The regulations provide that an impairment need only substantially limit one major life activity in order to be considered a disability. The regulations also refuse to put a time frame around how long a condition must last in order to be substantially limiting. The regulations go on to state that in determining whether an individual is substantially limited in a major life activity, it may be appropriate to consider such things as: (a) the difficulty, effort, or time required to perform a major life activity; (b) pain experienced when performing a major life activity; (c) length of time a major life activity can be performed; and (d) the way an impairment affects the operation of a major bodily function. However, an impairment does not need to prevent, or significantly or severely restrict, the individual from performing a major life activity in order to be considered a disability. Further, the focus should be on how a major life activity is substantially limited, not on what outcomes an individual can achieve.

3. Expansion of Major Life Activities.

The ADAAA added to the list of major life activities under the original ADA’s list eating, standing, lifting, bending, concentrating, thinking, communicating, reading and sleeping. The final regulations add three additional categories to include sitting, reaching, and interacting with others. Moreover, the list of major life activities is not intended to be exhaustive.

The ADAAA also added a new category of major life activities described as “major bodily functions”. The ADAAA lists immune system, normal cell growth, digestive, bowel, bladder, neurologic, brain, respiratory, circulatory, endocrine and reproductive. The regulations include added examples of hemic, lymphatic, musculoskeletal, special sense organs and skin, genitor-urinary, and cardiovascular systems.

The regulations underscore that in determining other examples of major life activities, employers should not apply a demanding standard; further, a major life activity is not determined by whether an activity is of ”central importance to daily life” as existed pre-ADAAA.

4. Record of Impairment.

An employer is prohibited from discriminating against an employee who has a record of, or has been misclassified as having, a disability. The regulations state that an employee must still demonstrate the record of impairment is a disability as the term is defined for actual disability.

5. Regarded As Standard.

An employer is prohibited from taking adverse action against an employee because of the employer’s perception that the employee has an impairment. The ADAAA and its regulations make clear that an employer does not need to regard the employee as having an actual disability, only that the employee is perceived as having an impairment that is both transitory (generally less than six months) and minor. Although an employer is prohibited from discriminating against an individual on the basis of perceived impairment, an employer does not have to provide a reasonable accommodation to an employee who is merely regarded as having an impairment.

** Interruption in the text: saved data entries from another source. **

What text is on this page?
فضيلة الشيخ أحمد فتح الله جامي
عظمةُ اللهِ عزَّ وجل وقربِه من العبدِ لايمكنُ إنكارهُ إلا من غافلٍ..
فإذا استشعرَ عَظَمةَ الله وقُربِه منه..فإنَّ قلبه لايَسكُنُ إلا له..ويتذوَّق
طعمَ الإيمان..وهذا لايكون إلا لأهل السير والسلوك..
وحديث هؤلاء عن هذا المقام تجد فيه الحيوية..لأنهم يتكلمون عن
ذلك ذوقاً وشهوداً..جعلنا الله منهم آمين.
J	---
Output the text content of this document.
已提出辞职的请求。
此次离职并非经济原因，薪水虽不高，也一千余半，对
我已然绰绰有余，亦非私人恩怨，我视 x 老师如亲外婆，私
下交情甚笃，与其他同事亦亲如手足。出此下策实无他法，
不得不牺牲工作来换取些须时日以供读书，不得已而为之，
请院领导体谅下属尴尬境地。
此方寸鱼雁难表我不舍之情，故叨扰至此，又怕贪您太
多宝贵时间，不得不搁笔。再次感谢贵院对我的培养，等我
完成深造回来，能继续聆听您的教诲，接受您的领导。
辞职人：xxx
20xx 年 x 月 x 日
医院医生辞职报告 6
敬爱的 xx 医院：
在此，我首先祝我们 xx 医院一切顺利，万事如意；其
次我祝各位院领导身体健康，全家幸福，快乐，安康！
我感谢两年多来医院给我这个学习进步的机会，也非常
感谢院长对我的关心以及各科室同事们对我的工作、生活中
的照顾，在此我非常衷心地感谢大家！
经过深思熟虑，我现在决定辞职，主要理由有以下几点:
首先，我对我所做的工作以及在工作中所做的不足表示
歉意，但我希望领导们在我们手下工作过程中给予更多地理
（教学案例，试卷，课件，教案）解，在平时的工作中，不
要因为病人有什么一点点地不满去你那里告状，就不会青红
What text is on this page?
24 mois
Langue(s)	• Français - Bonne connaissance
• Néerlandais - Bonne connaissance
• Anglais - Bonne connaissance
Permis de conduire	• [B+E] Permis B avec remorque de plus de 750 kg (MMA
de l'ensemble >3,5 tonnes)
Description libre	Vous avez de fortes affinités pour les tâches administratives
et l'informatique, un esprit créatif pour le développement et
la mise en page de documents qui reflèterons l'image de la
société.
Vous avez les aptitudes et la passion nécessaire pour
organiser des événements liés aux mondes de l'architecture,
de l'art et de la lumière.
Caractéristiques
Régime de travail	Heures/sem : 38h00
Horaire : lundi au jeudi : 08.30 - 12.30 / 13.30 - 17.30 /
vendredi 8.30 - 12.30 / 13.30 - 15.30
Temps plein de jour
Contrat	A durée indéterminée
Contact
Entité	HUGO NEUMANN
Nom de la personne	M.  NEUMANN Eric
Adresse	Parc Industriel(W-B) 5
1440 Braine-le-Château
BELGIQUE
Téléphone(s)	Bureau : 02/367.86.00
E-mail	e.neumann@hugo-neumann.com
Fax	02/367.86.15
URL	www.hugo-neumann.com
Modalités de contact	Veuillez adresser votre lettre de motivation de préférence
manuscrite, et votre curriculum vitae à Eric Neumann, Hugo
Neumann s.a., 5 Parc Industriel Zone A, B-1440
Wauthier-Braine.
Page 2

The ADAAA and its implementing regulations greatly expand the definition of disability under the ADA. Therefore, it will be difficult for employers to challenge a claim on the basis that the individual does not have a disability. However, the ADAAA and its regulations leave intact the requirements that an individual is qualified for the job and further preserve the standards on reasonable accommodation and undue hardship that previously existed.

Employers will need to ensure that their management and human resources staff are appropriately trained in the new requirements and recognize when an ADA issue arises. In particularly, if an employee notifies a supervisor that s/he has a condition and requires some accommodation or adjustment, the employer needs to be prepared to have a careful process in place that includes engaging in a good faith interactive process with the employee to identify reasonable accommodations.